Discussion in 'Installation and Configuration of Parallels Desktop' started by wigwam_salesman, Apr 24, 2012.

  1. wigwam_salesman

    wigwam_salesman Bit poster

    Messages:
    1
    Am I missing something, or is Parallels 7 for Mac deliberately programmed to have as inefficient memory management as possibe. Maybe some tie-in with crucial to sell more RAM?

    I have 8GB RAM in my MacBook Pro. More than plenty for virtualisation. Parallels has been told it can have 2, which doesn't really mean anything as it takes what it wants.

    Without parallels my memory usage tends to be around 3.5GB all in, unless photoshopping, or about 2.5GB with no programs open. So why am I now up to 7.2GB and climbing with no OSX programs open and just parallels running?

    It was at 6 (far too high anyway), but I rebooted the VM and it only gave me 1GB of it back. Essentially each reboot will cost me 1GB RAM?

    What is wrong with this program? Is there any fix for it or shall I just ask for a refund?
     
  2. Specimen

    Specimen Product Expert

    Messages:
    3,236
    That's most likely the result of the way OSX manages RAM, there is a thing called inactive memory which is memory that was used by a program but isn't in use anymore, OSX will retain it if you have free memory, and this happens for a good reason, if the said program requires the files that are stored in inactive memory it will use them instead of reading again from the disk, speeding everything up.
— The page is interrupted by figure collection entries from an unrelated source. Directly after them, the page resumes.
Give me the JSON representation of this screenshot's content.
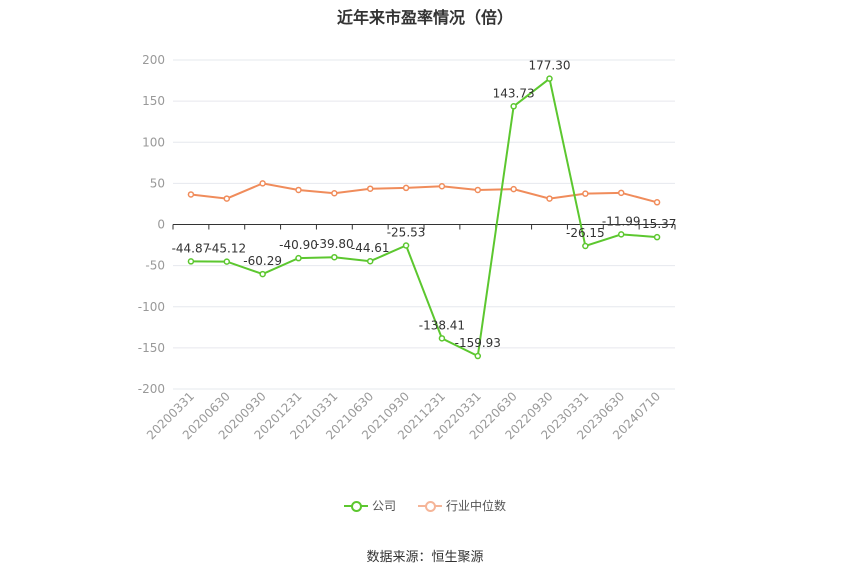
{
  "title": "近年来市盈率情况（倍）",
  "source": "数据来源：恒生聚源",
  "colors": {
    "company": "#5cc72f",
    "industry": "#f08c5b",
    "grid": "#e6e8ee",
    "axis_text": "#999999",
    "label_text": "#333333"
  },
  "chart_data": {
    "type": "line",
    "title": "近年来市盈率情况（倍）",
    "xlabel": "",
    "ylabel": "",
    "ylim": [
      -200,
      200
    ],
    "yticks": [
      "200",
      "150",
      "100",
      "50",
      "0",
      "-50",
      "-100",
      "-150",
      "-200"
    ],
    "grid": true,
    "legend_position": "bottom-center",
    "categories": [
      "20200331",
      "20200630",
      "20200930",
      "20201231",
      "20210331",
      "20210630",
      "20210930",
      "20211231",
      "20220331",
      "20220630",
      "20220930",
      "20230331",
      "20230630",
      "20240710"
    ],
    "series": [
      {
        "name": "公司",
        "color": "#5cc72f",
        "values": [
          -44.87,
          -45.12,
          -60.29,
          -40.9,
          -39.8,
          -44.61,
          -25.53,
          -138.41,
          -159.93,
          143.73,
          177.3,
          -26.15,
          -11.99,
          -15.37
        ],
        "labels": [
          "-44.87",
          "-45.12",
          "-60.29",
          "-40.90",
          "-39.80",
          "-44.61",
          "-25.53",
          "-138.41",
          "-159.93",
          "143.73",
          "177.30",
          "-26.15",
          "-11.99",
          "-15.37"
        ]
      },
      {
        "name": "行业中位数",
        "color": "#f08c5b",
        "values": [
          36.5,
          31.5,
          50.0,
          42.0,
          38.0,
          43.5,
          44.5,
          46.5,
          42.0,
          43.0,
          31.5,
          37.5,
          38.5,
          27.0
        ]
      }
    ]
  }
}
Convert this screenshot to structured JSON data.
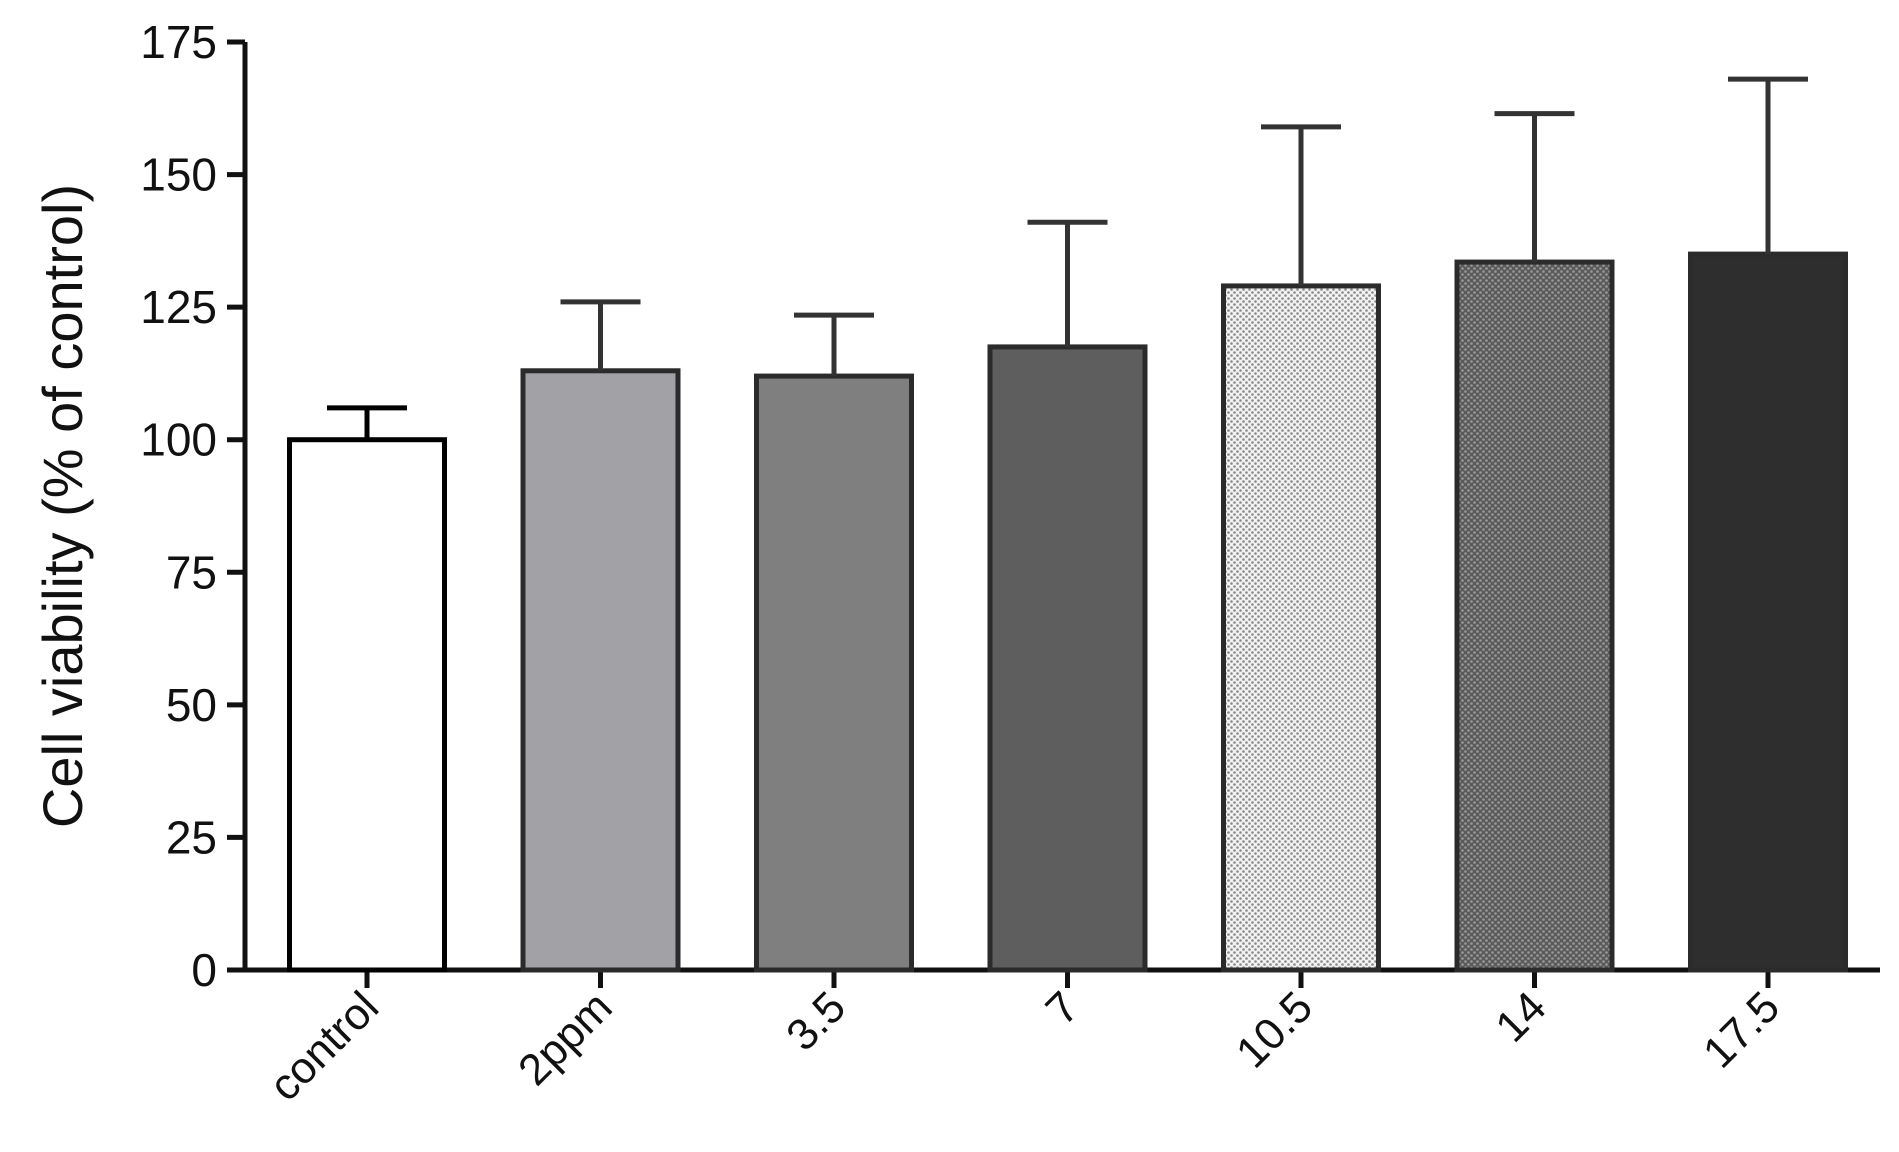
{
  "chart_data": {
    "type": "bar",
    "title": "",
    "xlabel": "",
    "ylabel": "Cell viability (% of control)",
    "ylim": [
      0,
      175
    ],
    "yticks": [
      0,
      25,
      50,
      75,
      100,
      125,
      150,
      175
    ],
    "categories": [
      "control",
      "2ppm",
      "3.5",
      "7",
      "10.5",
      "14",
      "17.5"
    ],
    "values": [
      100,
      113,
      112,
      117.5,
      129,
      133.5,
      135
    ],
    "errors": [
      6,
      13,
      11.5,
      23.5,
      30,
      28,
      33
    ],
    "grid": false,
    "legend": "none",
    "bar_styles": [
      {
        "fill": "#ffffff",
        "pattern": "none"
      },
      {
        "fill": "#a2a1a6",
        "pattern": "none"
      },
      {
        "fill": "#7f7f7f",
        "pattern": "none"
      },
      {
        "fill": "#5e5e5e",
        "pattern": "none"
      },
      {
        "fill": "#d6d6d6",
        "pattern": "dots-light"
      },
      {
        "fill": "#6e6e6e",
        "pattern": "dots-dark"
      },
      {
        "fill": "#2e2e2e",
        "pattern": "none"
      }
    ],
    "colors": {
      "axis": "#111111",
      "bar_edge": "#2b2b2b",
      "control_edge": "#000000",
      "error_bar": "#333333"
    }
  }
}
Basically the logic OSX follows is, if you have RAM why not use it, free memory space is just sitting there being wasted, use it for speeding up apps.

    If you don't see any slowness happening due to paging you have nothing to complain about, your RAM is being used to its fullest improving the speed of everything, that's how it's supposed to work.

    If you leave Safari (or any other browser) open for days, and constantly browse the internet, you'll see a similar behaviour.

    Again, I say, most likely the result, can be another problem, but the said behaviour is characteristic of OSX.